= James McBain (naturalist) =

Scottish Royal Navy surgeon and marine biologist (1807–1879)

James McBain FRSE (1807-1879) was a Scottish Royal Navy surgeon and marine biologist. He served as President of the Royal Physical Society of Edinburgh 1861 to 1864.

==Life==
McBain (his name was often given as James M'Bain) was born in Logie, Angus in 1807. He was educated at Kirriemuir Parish School then apprenticed to a local surgeon, aged 14.

Joining the Royal Navy in 1827 he was posted as Assistant Surgeon on the recently recommissioned HMS Undaunted. Here he served under Sir Augustus Clifford, sailing to India. This included taking Lord William Bentinck as a passenger to take up his role as Governor General. In 1831 the captainship transferred to Edward Harvey and included a trip to the Cape of Good Hope.

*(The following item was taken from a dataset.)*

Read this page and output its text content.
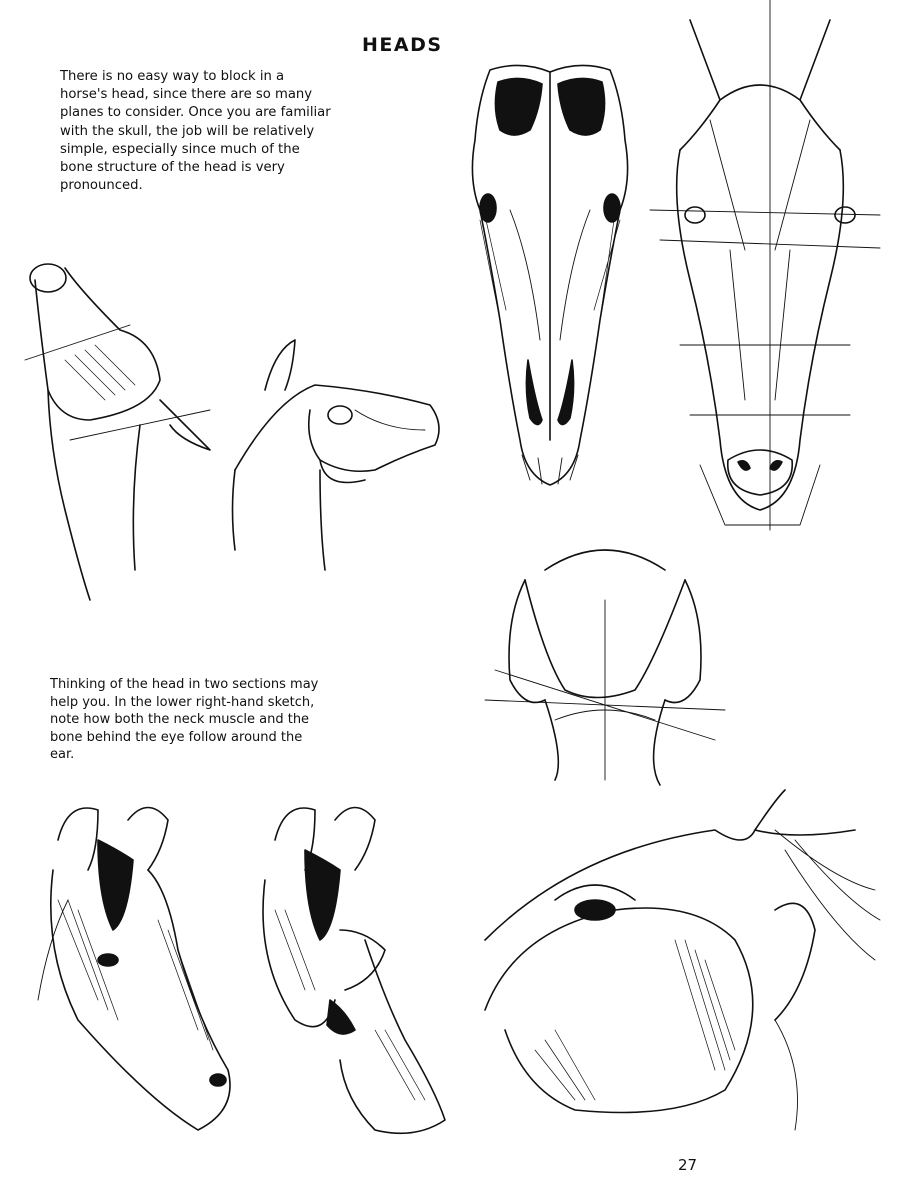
HEADS
There is no easy way to block in a horse's head, since there are so many planes to consider. Once you are familiar with the skull, the job will be relatively simple, especially since much of the bone structure of the head is very pronounced.
Thinking of the head in two sections may help you. In the lower right-hand sketch, note how both the neck muscle and the bone behind the eye follow around the ear.
27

In 1832 McBain joined the survey ship HMS Investigator under Captain Barber, plying between London and Quebec.

He left the Navy in 1848 and bought a house in Elie in Fife before finally moving to Edinburgh in 1861. In Edinburgh he was elected a Fellow of the Royal Society of Edinburgh his proposer being fellow naturalist, John Hutton Balfour.

He died at home, Logie Villa (named after his birthplace) on York Road in Trinity, Edinburgh on 21 March 1879.